Ohne Strom, Wasser und Wärme

Während Ukrai­ne­r*in­nen sich auf Engpässe einstellen, mobilisiert der Kreml nun verstärkt Strafgefangene

„30 Prozent der Kraftwerke sind zerstört“

Präsident Wolodimir Selenski auf Twitter

Von Barbara Oertel

Die russische Armee hat auch am Dienstag ihre Angriffe auf die ukrainische Hauptstadt Kyjiv sowie weitere Städte des Landes fortgesetzt. Beim Beschuss von zwei Energierversorgungsanlagen am linken Ufer des Dnjepr habe es drei Tote und mehrere Verletzte gegeben, teilten die örtlichen Behörden mit. Bereits am Montag hatte es in Kyjiv Tote gegeben, als ein Wohnhaus im zentralen Stadtteil Schewschenko getroffen worden war. Deren Anzahl erhöhte sich, nach Angaben des Kyjiver Bürgermeisters Vitali Klitscho, auf fünf.

Die Ukrai­ne­r*in­nen müssen sich darauf einstellen, dass die Versorgung mit Wasser, Strom und Wärme eingestellt wird. Das kündigte der Chef der Präsidialverwaltung, Kirill Timoschenko, im Fernsehen an. „Die Situation im gesamten Land ist kritisch.
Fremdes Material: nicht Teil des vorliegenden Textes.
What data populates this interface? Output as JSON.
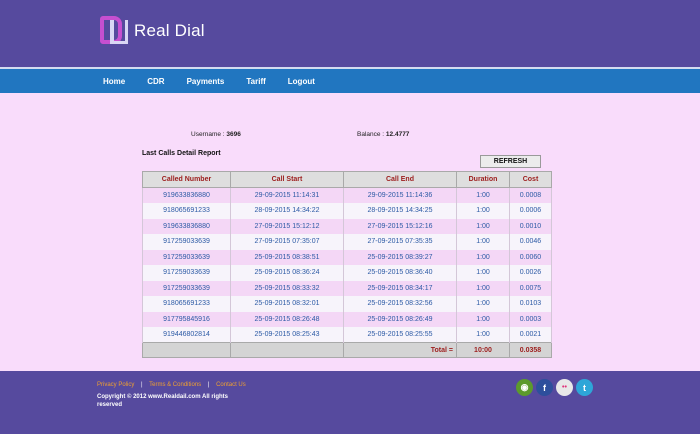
{
  "header": {
    "brand": "Real Dial"
  },
  "nav": {
    "items": [
      "Home",
      "CDR",
      "Payments",
      "Tariff",
      "Logout"
    ]
  },
  "account": {
    "username_label": "Username :",
    "username": "3696",
    "balance_label": "Balance :",
    "balance": "12.4777"
  },
  "report": {
    "title": "Last Calls Detail Report",
    "refresh_label": "REFRESH",
    "columns": [
      "Called Number",
      "Call Start",
      "Call End",
      "Duration",
      "Cost"
    ],
    "rows": [
      [
        "919633836880",
        "29-09-2015 11:14:31",
        "29-09-2015 11:14:36",
        "1:00",
        "0.0008"
      ],
      [
        "918065691233",
        "28-09-2015 14:34:22",
        "28-09-2015 14:34:25",
        "1:00",
        "0.0006"
      ],
      [
        "919633836880",
        "27-09-2015 15:12:12",
        "27-09-2015 15:12:16",
        "1:00",
        "0.0010"
      ],
      [
        "917259033639",
        "27-09-2015 07:35:07",
        "27-09-2015 07:35:35",
        "1:00",
        "0.0046"
      ],
      [
        "917259033639",
        "25-09-2015 08:38:51",
        "25-09-2015 08:39:27",
        "1:00",
        "0.0060"
      ],
      [
        "917259033639",
        "25-09-2015 08:36:24",
        "25-09-2015 08:36:40",
        "1:00",
        "0.0026"
      ],
      [
        "917259033639",
        "25-09-2015 08:33:32",
        "25-09-2015 08:34:17",
        "1:00",
        "0.0075"
      ],
      [
        "918065691233",
        "25-09-2015 08:32:01",
        "25-09-2015 08:32:56",
        "1:00",
        "0.0103"
      ],
      [
        "917795845916",
        "25-09-2015 08:26:48",
        "25-09-2015 08:26:49",
        "1:00",
        "0.0003"
      ],
      [
        "919446802814",
        "25-09-2015 08:25:43",
        "25-09-2015 08:25:55",
        "1:00",
        "0.0021"
      ]
    ],
    "total_label": "Total =",
    "total_duration": "10:00",
    "total_cost": "0.0358"
  },
  "footer": {
    "privacy": "Privacy Policy",
    "terms": "Terms & Conditions",
    "contact": "Contact Us",
    "separator": "|",
    "copyright": "Copyright © 2012 www.Realdail.com All rights reserved"
  },
  "social": [
    {
      "icon": "rss-icon",
      "glyph": "◉",
      "color": "#5c9a2c"
    },
    {
      "icon": "facebook-icon",
      "glyph": "f",
      "color": "#2d4f9c"
    },
    {
      "icon": "flickr-icon",
      "glyph": "••",
      "color": "#e8e8e8"
    },
    {
      "icon": "twitter-icon",
      "glyph": "t",
      "color": "#2ea6d8"
    }
  ]
}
Es ist notwendig, sich im ganzen Land darauf vorzubereiten, dass es zu Ausfällen sowohl bei der Strom- und Wasserversorgung als auch bei der Wärmeversorgung kommen kann“, zitiert das Medium Strana Timoschenko.

Zuvor hatte der ukrainische Präsident Wolodimir Selenski die Zerstörungen der kritischen Infrastruktur seit der Intensivierung der russischen Angriffe zu Anfang vergangener Woche auf 30 Prozent beziffert. „30 Prozent der Kraftwerke sind zerstört, was zu massiven Stromausfällen im ganzen Land geführt hat. Für Verhandlungen mit Putins Regime gibt es keinen Platz mehr“, schrieb er auf Twitter.
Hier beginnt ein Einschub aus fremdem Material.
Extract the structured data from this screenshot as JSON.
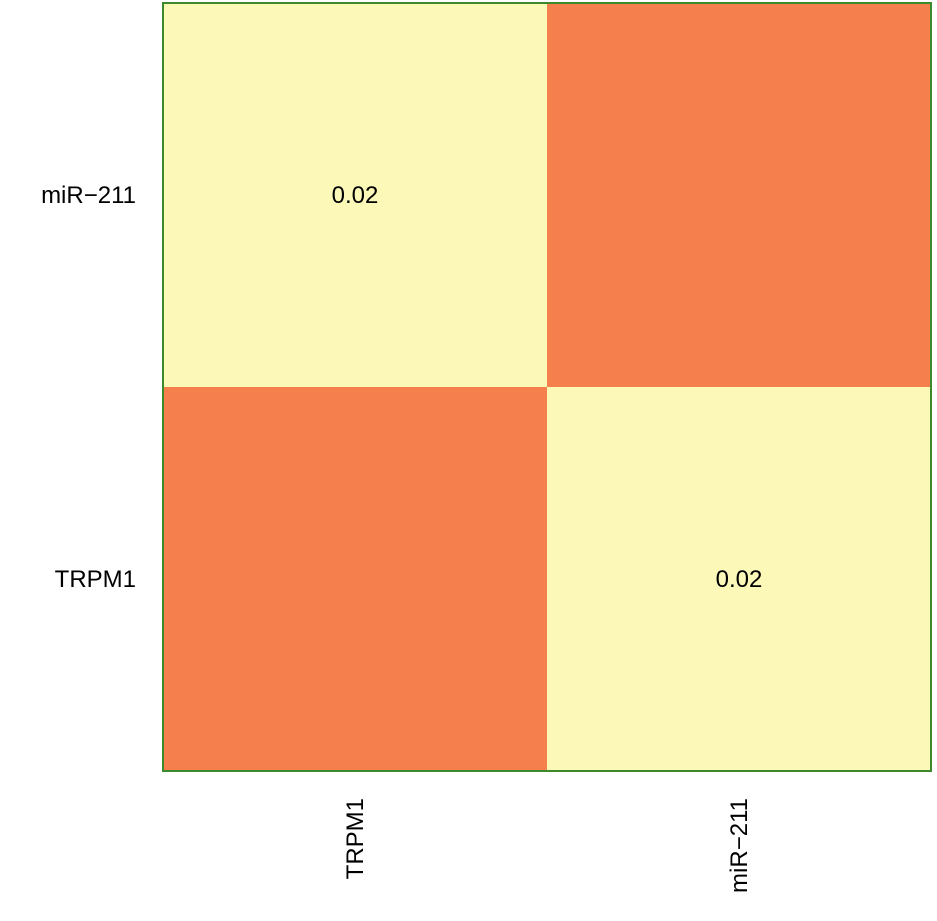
{
  "chart_data": {
    "type": "heatmap",
    "row_labels": [
      "miR−211",
      "TRPM1"
    ],
    "column_labels": [
      "TRPM1",
      "miR−211"
    ],
    "cells": [
      [
        {
          "value": 0.02,
          "label": "0.02",
          "color": "#fcf9b8"
        },
        {
          "value": null,
          "label": "",
          "color": "#f5804d"
        }
      ],
      [
        {
          "value": null,
          "label": "",
          "color": "#f5804d"
        },
        {
          "value": 0.02,
          "label": "0.02",
          "color": "#fcf9b8"
        }
      ]
    ],
    "border_color": "#3d8a2e",
    "title": "",
    "xlabel": "",
    "ylabel": ""
  }
}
Unterdessen scheint Russlands Präsident Wladimir Putin keine Anstalten zu machen, einen Erlass zu unterschreiben, um die Teilmobilmachung zu beenden. Diese war am 21. September verkündet worden. Seitdem haben tausende russische Männer ihr Land verlassen – vor allem in Richtung Georgien und Kasachstan. Von einem Ende der Teilmobilmachung könne noch keine Rede sein, sagte Kremlsprecher Dmitri Peskow am Dienstag vor Journalist*innen. Es sei Aufgabe der einzelnen Regionen, festzustellen, ob die erforderliche Anzahl erreicht sei. Pläne, die von Putin ausgegebene Vorgabe von insgesamt 300.000 Soldaten zu überschreiten, gebe es nicht. Der Moskauer Bürgermeister Sergej Sobjanin hatte am Montag die Teilmobilmachung in der russischen Hauptstadt für beendet erklärt.
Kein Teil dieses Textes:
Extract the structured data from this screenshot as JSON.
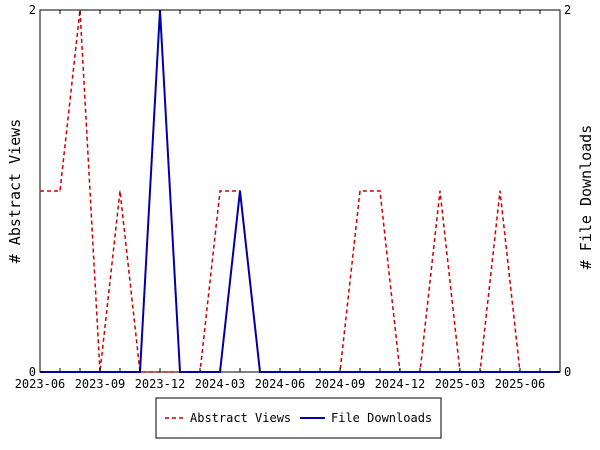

Am vergangenen Samstag war es bei einer Militäreinheit in der russischen Region Belgorod an der Grenze zur Ukraine zu einer Schießerei mit 22 Toten und 16 Verletzten gekommen. Medienberichten zufolge sollen zwei Tadschiken, die per Vertrag beim russischen Militär angeheuert hatten, das Feuer auf ihre Kameraden eröffnet haben.

Derweil werden in Russland verstärkt Strafgefangene mobilisiert. Das berichtet der russische Dienst der BBC. Dabei handelt es sich um Personen, die wegen schwerer Verbrechen zu mindestens fünf Jahren Haft verurteilt sind. Derzeit ist diese, offensichtlich inzwischen gängige, Praxis verboten. An diesem Dienstag wollte die Duma über eine Aufhebung des Verbots entscheiden.

Das estnische Parlament hat am Dienstag für eine Resolution gestimmt, die die Annexion ukrainischer Gebiete verurteilt und das russische Regime als terroristisch einstuft. Dafür votierten 88 Abgeordnete, Nein-Stimmen und Enthaltungen gab es nicht. Bereits im August hatte das Parlament Lettlands eine ähnliche Erklärung verabschiedet. Darin wird die russische Gewalt gegen die ukrainische Zivilbevölkerung als Terrorismus und Russland als „staatlicher Sponsor des Terrorismus“ bezeichnet.